Why Immich Memories?
How it started
End of December 2025. My son's birthday was coming up and I wanted to make a yearly recap of his best moments. I had hundreds of clips, all safely stored in Immich after I migrated off Google Photos.
I opened Premiere, imported 40 clips, started dragging them onto a timeline. Added a few crossfades. Realized I needed music. Two hours later I had 90 seconds of mediocre output and I still hadn't gone through the other 360 clips.
Never finished it.
The problem isn't storage (Immich handles that) or finding clips (search works). The problem is the 4-8 hours between "I have 400 clips" and "here's a 3-minute video I'd actually show my family."
What exists out there
Tools that do parts of this exist. Cloud photo services generate annual recaps automatically, which is the right idea, but the music is pre-canned and the clip selection is a black box.
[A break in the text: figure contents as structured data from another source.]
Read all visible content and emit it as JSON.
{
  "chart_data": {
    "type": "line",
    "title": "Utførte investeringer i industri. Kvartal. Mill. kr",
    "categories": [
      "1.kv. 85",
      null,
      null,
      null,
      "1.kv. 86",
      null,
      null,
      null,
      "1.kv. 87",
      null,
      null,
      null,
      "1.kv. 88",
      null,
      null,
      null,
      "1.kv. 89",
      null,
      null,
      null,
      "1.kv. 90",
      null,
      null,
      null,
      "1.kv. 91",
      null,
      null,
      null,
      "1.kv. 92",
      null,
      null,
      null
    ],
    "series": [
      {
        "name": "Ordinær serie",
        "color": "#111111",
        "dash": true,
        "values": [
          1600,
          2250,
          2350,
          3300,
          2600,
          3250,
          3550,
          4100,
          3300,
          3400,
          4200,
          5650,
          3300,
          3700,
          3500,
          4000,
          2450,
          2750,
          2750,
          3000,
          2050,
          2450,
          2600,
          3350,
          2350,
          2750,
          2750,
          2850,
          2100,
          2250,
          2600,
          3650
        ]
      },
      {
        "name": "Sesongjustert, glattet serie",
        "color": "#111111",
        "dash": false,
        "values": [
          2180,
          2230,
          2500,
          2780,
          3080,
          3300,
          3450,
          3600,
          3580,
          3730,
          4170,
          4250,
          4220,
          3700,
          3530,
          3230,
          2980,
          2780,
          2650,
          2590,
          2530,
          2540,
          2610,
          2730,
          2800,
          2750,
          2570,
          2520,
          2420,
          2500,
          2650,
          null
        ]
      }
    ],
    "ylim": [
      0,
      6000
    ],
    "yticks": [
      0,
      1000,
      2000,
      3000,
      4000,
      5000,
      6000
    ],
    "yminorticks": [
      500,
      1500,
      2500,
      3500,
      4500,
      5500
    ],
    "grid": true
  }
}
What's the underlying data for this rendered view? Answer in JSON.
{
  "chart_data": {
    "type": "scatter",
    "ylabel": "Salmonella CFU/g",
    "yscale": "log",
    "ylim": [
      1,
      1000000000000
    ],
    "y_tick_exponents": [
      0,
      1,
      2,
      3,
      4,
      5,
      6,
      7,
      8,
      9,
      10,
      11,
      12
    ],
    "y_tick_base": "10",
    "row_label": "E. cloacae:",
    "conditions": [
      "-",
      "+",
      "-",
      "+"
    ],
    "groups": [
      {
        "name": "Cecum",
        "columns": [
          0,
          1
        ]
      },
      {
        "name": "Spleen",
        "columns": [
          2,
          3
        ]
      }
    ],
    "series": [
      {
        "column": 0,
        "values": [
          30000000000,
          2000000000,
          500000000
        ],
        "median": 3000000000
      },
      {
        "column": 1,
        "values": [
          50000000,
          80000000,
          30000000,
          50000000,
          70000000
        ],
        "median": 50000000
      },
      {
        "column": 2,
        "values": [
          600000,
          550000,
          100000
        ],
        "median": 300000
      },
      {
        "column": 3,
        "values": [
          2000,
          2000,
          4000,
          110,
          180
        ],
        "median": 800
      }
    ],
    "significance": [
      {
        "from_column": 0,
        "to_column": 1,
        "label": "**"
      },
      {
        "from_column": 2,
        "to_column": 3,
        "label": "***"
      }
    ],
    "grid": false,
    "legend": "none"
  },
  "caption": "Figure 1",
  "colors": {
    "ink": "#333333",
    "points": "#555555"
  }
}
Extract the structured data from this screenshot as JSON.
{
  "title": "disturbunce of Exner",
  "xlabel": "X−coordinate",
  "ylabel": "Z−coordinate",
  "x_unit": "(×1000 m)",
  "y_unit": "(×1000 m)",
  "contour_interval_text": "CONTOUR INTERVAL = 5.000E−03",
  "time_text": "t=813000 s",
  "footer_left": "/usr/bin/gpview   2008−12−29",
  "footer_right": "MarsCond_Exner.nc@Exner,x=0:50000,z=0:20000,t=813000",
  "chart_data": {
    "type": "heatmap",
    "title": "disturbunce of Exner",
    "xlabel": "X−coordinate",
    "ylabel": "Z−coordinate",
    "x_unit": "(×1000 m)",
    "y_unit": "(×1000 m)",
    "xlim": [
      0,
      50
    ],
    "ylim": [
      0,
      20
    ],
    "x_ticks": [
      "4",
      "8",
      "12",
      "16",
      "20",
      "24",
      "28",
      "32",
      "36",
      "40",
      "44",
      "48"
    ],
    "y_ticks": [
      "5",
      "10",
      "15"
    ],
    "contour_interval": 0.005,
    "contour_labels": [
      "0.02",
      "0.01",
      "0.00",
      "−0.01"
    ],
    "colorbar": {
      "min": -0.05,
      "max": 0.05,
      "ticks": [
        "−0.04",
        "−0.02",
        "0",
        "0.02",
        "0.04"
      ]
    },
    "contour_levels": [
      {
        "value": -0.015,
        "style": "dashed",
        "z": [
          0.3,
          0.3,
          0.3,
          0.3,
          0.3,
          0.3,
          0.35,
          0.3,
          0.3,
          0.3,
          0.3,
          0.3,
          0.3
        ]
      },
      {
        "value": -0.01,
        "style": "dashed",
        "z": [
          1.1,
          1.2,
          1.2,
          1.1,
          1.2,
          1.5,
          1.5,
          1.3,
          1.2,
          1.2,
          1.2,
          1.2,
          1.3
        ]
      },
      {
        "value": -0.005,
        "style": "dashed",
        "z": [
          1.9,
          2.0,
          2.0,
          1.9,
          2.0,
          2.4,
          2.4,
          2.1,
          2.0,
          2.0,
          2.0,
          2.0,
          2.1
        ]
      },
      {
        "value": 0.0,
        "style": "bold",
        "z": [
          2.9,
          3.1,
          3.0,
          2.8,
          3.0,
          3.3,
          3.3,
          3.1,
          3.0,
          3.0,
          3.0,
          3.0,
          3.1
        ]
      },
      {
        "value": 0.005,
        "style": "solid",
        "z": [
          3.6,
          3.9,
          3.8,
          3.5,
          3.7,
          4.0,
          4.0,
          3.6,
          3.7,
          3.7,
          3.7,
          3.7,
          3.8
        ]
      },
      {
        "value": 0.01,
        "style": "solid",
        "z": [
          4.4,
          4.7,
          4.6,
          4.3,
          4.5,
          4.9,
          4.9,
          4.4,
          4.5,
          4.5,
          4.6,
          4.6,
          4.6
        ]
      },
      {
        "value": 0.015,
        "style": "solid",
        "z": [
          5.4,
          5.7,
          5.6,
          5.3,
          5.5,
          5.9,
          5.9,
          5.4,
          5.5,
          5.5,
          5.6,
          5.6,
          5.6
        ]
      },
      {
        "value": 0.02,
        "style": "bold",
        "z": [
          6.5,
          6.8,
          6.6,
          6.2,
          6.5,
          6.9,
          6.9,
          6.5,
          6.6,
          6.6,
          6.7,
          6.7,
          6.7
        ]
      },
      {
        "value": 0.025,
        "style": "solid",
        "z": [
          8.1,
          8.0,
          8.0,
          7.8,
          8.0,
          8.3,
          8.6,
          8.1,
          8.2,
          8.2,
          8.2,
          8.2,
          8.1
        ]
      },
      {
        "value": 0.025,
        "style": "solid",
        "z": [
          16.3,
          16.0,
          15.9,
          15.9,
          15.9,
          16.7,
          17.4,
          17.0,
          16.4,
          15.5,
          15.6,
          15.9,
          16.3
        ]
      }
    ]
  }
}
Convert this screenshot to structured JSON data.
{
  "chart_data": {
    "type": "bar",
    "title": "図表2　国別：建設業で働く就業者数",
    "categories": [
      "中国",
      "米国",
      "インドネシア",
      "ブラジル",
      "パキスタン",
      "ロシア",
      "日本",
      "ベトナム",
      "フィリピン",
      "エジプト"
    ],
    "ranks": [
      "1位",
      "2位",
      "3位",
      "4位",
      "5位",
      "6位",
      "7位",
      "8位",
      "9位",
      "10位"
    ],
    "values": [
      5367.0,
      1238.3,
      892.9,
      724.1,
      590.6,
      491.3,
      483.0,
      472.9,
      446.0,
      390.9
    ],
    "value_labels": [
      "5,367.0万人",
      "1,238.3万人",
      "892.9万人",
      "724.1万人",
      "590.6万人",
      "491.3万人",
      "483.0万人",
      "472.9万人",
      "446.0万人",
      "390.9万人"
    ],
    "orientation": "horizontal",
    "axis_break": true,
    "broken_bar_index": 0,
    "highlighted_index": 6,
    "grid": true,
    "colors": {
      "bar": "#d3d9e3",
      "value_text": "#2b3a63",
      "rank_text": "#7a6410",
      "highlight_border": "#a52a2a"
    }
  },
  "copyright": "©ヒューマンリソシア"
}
Some phone platforms have beat-synced transitions and face awareness, but the output stays locked in their ecosystem. Activity trackers make beautiful GPS flyovers for bike rides and hikes, but they only work for tracked activities (not "my kid's year").
Each tool does one piece well. None of them combine smart clip selection, custom music, trip maps, title screens, and video assembly in a single pipeline. And none of them run on your own server or let you control what goes in and what doesn't.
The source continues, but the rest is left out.